Private providers also need to shed their tendency to defend the status quo, which is not aligned to serve the government's agenda of mass healthcare.
The government must also recognize the challenges of private providers and allow them time to realign their models with the emerging agenda. Otherwise, the risk is that the conscientious player will find the economics unfavorable and the less scrupulous may see this as a commercial opportunity to exploit, thereby compromising patient safety and ultimately the cost and quality of care- defeating the very purpose behind the policy.

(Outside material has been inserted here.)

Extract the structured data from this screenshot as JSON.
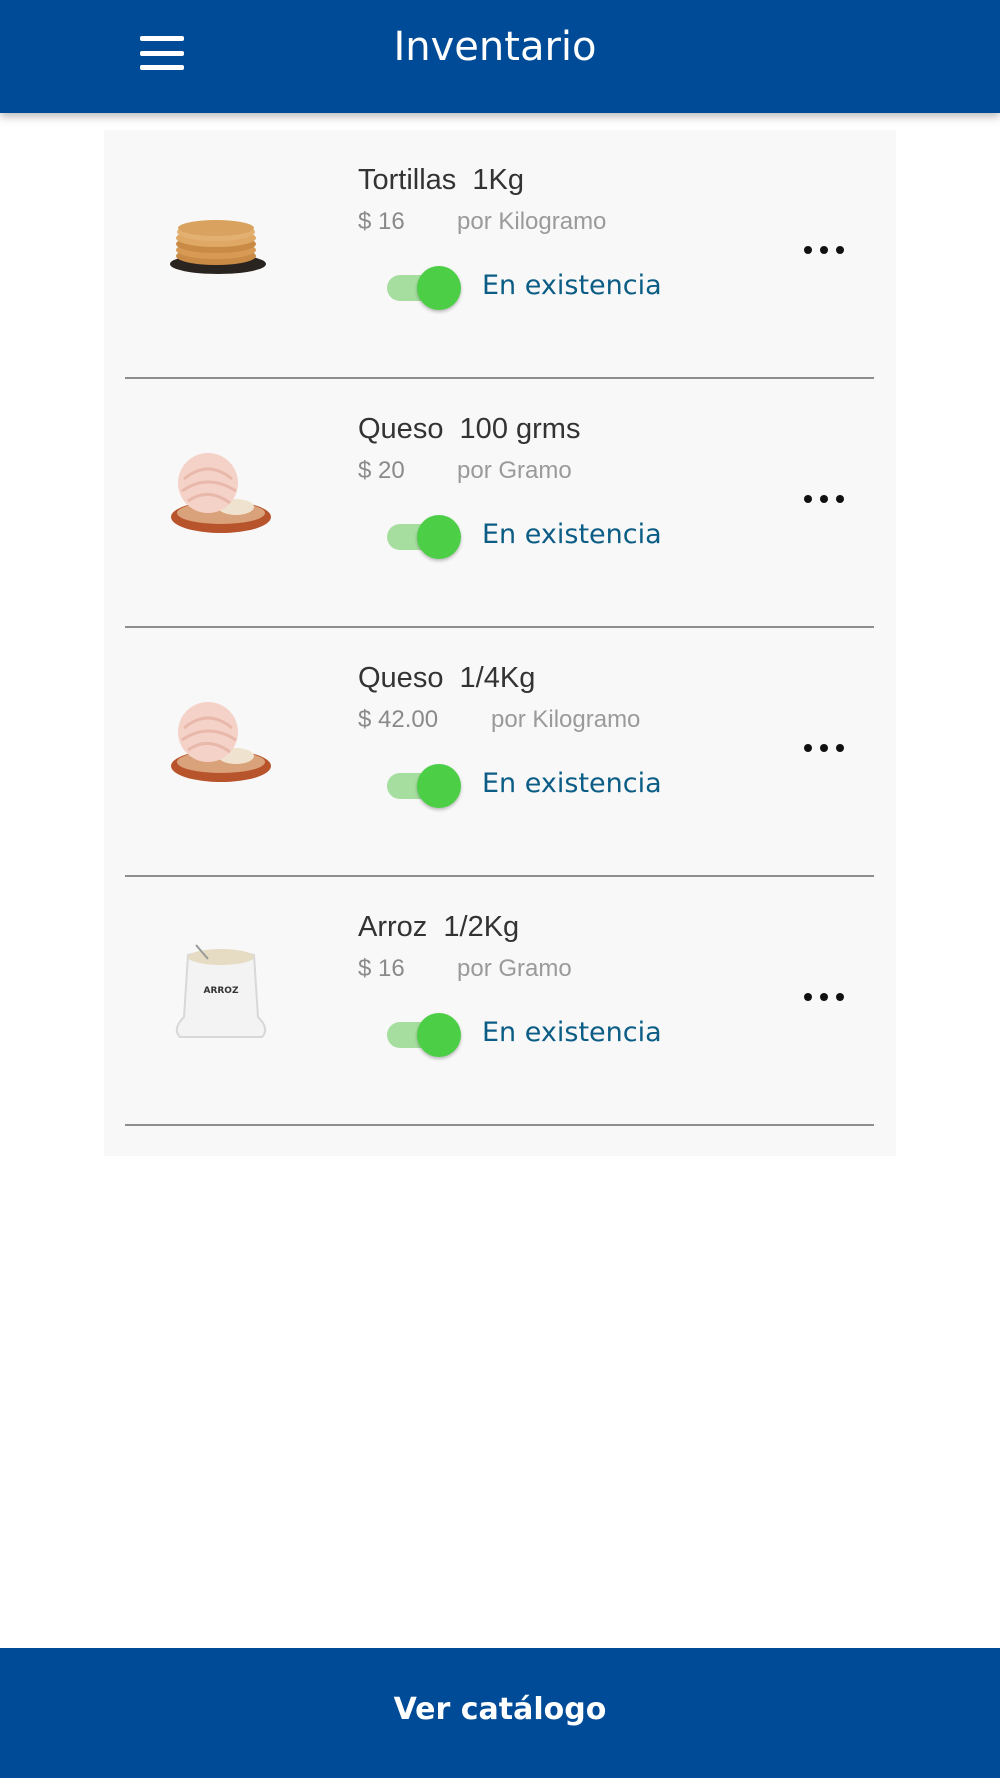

Trust is often seen as a forward-looking metric determining future behavior compared to patient satisfaction which is deemed as backward looking based on experience.
Evolving a framework for trust enhancement
Our survey revealed that while successful treatment is the foremost expectation of the patient, it is certainly not the only expectation. Today's patients have demands from the hospital spanning across their entire experience journey, not just limited to treatment.
However, the overall satisfaction levels with hospital experience
seem to have only dropped over the last two to three years as
the number of patients who did not report being happy has
gone up from 22% in 2016 to 49% as per the current survey.
This indicates that while expectations are there, the current performance is below expectations and has only worsened over recent years.